Mr Thistlethwaite: What does your plan cost? Why
can't you answer it?
Mr FRYDENBERG: So we are absolutely serious
about clean coal technology.
This is what the
Chief Scientist of Australia, Dr Alan Finkel, said about clean coal technology:
…- existing coal and new coal – with CCS [carbon capture and storage] is
a very legitimate low emissions technology.
We are absolutely serious
about maintaining baseload power in the system. Those opposite have a 50 per
cent renewable energy target for which they do know what the cost is and they
do not know what the implications on the network are—and they do not even know
what it is called!
We on this side of
the House have a much different policy—we are technology neutral when it comes
to our policies. We will not go down the path of an emissions intensity scheme
and we are not going down the path of closing coal-fired power stations. We are
not going down the path of a 45 per cent emissions reduction target and we are
not going down the path of a 50 per cent renewable energy target.
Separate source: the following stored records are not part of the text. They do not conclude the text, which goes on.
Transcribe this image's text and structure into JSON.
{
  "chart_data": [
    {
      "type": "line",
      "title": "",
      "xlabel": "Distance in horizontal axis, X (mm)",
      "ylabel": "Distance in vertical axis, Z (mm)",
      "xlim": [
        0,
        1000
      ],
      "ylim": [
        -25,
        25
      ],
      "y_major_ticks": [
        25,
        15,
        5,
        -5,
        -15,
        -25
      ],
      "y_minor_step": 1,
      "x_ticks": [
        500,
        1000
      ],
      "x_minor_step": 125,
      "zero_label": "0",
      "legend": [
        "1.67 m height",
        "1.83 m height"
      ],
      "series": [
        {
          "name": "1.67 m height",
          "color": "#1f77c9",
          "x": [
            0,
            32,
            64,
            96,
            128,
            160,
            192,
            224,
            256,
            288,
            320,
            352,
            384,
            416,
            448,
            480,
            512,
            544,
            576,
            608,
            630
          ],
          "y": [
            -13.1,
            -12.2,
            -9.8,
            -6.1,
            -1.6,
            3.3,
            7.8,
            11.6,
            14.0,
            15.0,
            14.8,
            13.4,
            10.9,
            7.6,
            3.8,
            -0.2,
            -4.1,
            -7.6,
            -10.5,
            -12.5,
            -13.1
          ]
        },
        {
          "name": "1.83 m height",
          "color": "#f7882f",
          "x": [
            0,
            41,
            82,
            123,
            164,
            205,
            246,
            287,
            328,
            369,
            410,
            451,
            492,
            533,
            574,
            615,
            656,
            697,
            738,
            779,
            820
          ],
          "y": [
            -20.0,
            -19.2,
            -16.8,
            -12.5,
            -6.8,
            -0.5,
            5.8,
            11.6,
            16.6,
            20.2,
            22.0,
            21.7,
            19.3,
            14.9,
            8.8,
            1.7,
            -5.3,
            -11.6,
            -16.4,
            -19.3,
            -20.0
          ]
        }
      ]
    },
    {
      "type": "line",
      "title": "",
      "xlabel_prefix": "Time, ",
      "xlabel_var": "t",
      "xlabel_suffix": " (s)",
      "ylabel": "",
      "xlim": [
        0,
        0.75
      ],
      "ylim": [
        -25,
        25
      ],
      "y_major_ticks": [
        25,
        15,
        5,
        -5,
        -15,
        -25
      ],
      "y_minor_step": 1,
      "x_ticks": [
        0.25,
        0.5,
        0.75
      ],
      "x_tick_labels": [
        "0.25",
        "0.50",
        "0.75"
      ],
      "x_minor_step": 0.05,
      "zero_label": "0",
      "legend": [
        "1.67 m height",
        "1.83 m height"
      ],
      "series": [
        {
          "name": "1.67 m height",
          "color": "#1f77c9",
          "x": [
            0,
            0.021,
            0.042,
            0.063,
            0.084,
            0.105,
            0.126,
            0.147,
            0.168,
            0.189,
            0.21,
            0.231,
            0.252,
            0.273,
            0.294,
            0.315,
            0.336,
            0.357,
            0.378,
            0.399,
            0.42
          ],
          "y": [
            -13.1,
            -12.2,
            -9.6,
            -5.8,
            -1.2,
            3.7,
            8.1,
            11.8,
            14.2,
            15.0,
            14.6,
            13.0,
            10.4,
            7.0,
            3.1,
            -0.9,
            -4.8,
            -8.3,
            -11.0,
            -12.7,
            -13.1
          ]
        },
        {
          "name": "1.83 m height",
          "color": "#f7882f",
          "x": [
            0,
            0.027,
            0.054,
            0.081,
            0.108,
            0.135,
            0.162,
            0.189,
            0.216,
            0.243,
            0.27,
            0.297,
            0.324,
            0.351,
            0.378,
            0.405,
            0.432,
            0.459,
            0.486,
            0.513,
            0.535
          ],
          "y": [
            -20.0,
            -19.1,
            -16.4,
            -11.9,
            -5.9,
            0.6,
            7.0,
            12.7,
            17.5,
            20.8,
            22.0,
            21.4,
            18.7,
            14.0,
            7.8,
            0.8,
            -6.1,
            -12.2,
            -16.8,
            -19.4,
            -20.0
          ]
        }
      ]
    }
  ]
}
Mr Thistlethwaite: You can't answer it!
Mr FRYDENBERG: We are serious about investigating
clean coal technology.
I will just
finish: the CO2 Cooperative Research Centre in Melbourne looked at the
levelised cost of a new coal-fired power station and found that it could
actually be cheaper than gas and wind.
The SPEAKER: The only reason I have not asked
the member of the Kingsford Smith to leave the chamber—he knows he has been
interjecting and I have asked him a couple of times to cease interjecting—is
that he is not a serial offender in that regard. But he will not interject
again for the rest of question time.